また間違った時も、何があっても、私は遙人の目を見て、言葉にするよ。



1人で落ち込むなんて、時間の無駄。




話し合わなきゃ分からないこと、たくさんあるから。




「【春霞 たなびく山の 桜花 見れどもあかぬ 君にもあるかな】」




「それ、どういう歌?」




突然の言った歌を聞いても遙人はなになにって興味示してくれる。




「春霞がたなびく山の桜の花はいくら見ても見飽きることはありません。それと同じように、いくらあなたに逢っても私の心は満ち足りることがない。
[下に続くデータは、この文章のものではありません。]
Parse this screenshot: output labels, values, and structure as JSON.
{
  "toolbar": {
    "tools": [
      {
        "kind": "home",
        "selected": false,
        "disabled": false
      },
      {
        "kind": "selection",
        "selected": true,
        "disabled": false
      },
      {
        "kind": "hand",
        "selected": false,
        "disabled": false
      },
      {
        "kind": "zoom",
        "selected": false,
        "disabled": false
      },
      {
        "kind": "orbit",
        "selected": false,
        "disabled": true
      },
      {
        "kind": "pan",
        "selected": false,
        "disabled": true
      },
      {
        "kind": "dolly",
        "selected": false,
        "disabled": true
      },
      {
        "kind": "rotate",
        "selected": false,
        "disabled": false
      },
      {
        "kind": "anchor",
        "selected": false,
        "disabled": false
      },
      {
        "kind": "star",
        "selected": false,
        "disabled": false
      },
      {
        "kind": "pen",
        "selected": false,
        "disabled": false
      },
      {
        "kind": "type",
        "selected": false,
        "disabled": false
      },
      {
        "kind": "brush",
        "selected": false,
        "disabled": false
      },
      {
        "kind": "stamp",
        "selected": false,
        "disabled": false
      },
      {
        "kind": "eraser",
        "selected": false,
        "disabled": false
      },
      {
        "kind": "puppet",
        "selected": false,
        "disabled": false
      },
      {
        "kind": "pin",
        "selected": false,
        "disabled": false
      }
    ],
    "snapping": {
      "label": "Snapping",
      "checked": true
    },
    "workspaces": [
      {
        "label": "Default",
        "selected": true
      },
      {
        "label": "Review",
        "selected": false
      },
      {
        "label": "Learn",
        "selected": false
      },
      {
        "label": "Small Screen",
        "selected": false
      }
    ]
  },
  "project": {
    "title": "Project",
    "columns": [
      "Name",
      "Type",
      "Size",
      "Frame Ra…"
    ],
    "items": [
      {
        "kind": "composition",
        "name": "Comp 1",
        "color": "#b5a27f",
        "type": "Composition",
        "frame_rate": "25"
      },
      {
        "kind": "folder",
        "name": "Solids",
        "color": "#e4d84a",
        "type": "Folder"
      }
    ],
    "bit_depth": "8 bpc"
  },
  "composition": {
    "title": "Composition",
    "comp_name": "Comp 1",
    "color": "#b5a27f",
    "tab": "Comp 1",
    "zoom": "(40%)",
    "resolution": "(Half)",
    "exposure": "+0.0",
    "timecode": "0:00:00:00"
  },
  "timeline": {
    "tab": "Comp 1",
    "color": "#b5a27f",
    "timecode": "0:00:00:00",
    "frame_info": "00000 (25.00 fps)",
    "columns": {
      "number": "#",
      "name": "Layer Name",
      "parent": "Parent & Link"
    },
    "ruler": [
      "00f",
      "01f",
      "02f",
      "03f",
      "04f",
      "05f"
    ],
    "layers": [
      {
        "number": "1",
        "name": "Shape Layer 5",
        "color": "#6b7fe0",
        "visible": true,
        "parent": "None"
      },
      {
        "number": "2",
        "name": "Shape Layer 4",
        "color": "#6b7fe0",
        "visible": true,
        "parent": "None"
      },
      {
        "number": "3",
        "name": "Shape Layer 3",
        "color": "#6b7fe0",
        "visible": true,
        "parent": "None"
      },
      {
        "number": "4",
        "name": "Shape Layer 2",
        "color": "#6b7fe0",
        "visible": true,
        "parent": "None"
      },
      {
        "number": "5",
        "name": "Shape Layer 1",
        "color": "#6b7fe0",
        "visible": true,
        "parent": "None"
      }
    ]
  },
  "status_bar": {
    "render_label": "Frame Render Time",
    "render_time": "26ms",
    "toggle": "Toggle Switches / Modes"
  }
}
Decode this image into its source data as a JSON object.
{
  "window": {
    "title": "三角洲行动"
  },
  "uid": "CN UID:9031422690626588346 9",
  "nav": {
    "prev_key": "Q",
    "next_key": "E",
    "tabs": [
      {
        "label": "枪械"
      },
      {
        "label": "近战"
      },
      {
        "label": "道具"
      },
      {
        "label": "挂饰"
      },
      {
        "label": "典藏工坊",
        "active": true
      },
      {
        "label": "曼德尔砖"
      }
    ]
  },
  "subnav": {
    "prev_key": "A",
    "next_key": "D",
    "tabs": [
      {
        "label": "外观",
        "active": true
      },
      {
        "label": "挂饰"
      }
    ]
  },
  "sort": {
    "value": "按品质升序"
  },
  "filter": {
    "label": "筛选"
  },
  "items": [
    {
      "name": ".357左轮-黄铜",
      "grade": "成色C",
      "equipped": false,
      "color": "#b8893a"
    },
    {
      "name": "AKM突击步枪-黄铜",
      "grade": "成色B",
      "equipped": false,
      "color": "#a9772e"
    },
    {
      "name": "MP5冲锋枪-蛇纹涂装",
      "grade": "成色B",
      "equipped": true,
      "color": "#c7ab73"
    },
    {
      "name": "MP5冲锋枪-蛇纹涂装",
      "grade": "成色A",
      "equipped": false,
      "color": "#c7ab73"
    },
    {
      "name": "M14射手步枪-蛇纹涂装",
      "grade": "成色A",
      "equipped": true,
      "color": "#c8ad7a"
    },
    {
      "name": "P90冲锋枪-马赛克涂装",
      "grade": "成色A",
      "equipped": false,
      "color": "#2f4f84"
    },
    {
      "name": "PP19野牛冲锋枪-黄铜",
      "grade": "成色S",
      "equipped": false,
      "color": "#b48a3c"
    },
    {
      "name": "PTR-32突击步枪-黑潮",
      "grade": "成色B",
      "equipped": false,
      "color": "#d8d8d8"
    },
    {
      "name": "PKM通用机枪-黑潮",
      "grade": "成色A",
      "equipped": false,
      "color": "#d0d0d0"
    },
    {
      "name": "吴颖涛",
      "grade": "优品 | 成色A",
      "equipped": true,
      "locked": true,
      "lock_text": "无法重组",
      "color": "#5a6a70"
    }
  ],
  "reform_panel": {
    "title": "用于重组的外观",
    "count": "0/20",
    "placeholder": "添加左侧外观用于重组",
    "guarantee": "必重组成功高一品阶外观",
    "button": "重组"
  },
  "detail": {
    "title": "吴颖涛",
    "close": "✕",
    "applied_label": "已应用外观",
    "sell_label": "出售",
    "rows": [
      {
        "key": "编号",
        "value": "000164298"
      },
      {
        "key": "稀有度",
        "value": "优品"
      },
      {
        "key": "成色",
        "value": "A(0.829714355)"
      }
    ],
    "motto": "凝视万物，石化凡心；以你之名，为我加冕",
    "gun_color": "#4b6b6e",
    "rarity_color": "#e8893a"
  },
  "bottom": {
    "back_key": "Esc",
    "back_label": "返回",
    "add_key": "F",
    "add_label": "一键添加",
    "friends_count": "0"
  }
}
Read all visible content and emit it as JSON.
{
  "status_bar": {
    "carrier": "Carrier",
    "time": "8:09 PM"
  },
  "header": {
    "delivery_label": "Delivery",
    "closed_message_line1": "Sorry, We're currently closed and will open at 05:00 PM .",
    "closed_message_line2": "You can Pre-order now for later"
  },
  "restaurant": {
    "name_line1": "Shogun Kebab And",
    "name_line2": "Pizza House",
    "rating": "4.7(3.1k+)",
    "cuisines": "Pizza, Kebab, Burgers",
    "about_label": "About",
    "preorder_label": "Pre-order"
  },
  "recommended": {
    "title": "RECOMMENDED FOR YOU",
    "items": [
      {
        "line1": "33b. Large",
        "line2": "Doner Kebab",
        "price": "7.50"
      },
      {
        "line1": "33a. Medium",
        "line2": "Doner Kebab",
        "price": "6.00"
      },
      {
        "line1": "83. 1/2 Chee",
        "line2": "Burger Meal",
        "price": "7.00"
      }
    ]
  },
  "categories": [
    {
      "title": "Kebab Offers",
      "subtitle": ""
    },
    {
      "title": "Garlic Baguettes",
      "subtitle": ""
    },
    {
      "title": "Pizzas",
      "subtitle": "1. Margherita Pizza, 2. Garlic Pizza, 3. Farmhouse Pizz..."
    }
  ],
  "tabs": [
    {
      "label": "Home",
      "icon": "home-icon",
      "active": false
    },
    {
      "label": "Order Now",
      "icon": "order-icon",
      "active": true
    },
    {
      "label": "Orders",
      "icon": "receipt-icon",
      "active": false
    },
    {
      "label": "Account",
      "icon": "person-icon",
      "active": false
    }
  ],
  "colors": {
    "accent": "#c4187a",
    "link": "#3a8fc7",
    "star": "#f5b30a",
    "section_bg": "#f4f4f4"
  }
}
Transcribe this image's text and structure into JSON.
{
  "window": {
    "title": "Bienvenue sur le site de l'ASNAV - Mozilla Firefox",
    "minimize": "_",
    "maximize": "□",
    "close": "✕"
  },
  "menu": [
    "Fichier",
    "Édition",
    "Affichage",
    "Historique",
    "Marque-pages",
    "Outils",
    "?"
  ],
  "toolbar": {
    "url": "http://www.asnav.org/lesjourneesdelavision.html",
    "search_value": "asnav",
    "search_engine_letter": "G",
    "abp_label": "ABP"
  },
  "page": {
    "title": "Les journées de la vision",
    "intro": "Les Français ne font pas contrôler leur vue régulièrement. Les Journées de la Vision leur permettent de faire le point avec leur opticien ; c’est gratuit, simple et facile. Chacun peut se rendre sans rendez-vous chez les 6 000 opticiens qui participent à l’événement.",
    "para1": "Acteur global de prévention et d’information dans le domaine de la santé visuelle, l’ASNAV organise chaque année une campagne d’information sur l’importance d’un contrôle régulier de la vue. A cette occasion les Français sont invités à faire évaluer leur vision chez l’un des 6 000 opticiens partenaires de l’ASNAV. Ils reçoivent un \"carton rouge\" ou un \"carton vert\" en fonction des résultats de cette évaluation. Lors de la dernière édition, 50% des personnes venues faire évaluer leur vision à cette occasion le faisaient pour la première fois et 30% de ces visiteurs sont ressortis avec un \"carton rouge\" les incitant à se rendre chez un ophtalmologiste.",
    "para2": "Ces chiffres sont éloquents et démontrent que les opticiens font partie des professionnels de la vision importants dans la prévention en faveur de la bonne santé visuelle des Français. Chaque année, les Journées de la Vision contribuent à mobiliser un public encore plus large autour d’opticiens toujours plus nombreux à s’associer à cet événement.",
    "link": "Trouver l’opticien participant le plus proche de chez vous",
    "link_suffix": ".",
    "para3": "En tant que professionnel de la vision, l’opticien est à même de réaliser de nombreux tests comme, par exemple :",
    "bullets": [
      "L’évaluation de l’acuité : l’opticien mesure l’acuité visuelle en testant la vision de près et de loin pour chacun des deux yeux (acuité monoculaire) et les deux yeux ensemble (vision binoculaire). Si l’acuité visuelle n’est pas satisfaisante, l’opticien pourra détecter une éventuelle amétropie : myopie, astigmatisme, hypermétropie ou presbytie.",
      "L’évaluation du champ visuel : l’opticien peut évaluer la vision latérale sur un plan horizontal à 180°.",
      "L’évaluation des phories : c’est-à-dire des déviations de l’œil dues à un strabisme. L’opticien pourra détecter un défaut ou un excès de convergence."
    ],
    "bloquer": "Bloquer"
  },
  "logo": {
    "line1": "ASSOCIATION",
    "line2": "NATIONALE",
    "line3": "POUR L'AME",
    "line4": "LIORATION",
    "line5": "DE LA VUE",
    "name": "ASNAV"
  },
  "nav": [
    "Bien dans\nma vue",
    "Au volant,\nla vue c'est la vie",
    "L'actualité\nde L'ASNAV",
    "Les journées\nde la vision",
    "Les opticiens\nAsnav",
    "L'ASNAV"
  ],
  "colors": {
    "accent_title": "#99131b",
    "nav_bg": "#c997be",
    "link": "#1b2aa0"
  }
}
それほど恋しいですよ。あなたのことが。」




そういう意味だよって言うと、ちょっとその意味を考えるようにして、言いたいことに気づいたのか私の方を見た。




そしてすぐに目を逸らして頭を抱える。




「俺もだよ。俺も、那美香に会うとそうだけどさ、、、、、、ずるい。」




「え?どこが!?」




「そうやって急に可愛いこと言ってくるところ。和歌ってやばいな。深すぎて、心に刺さる。俺も勉強して那美香のこと照れさせたい。」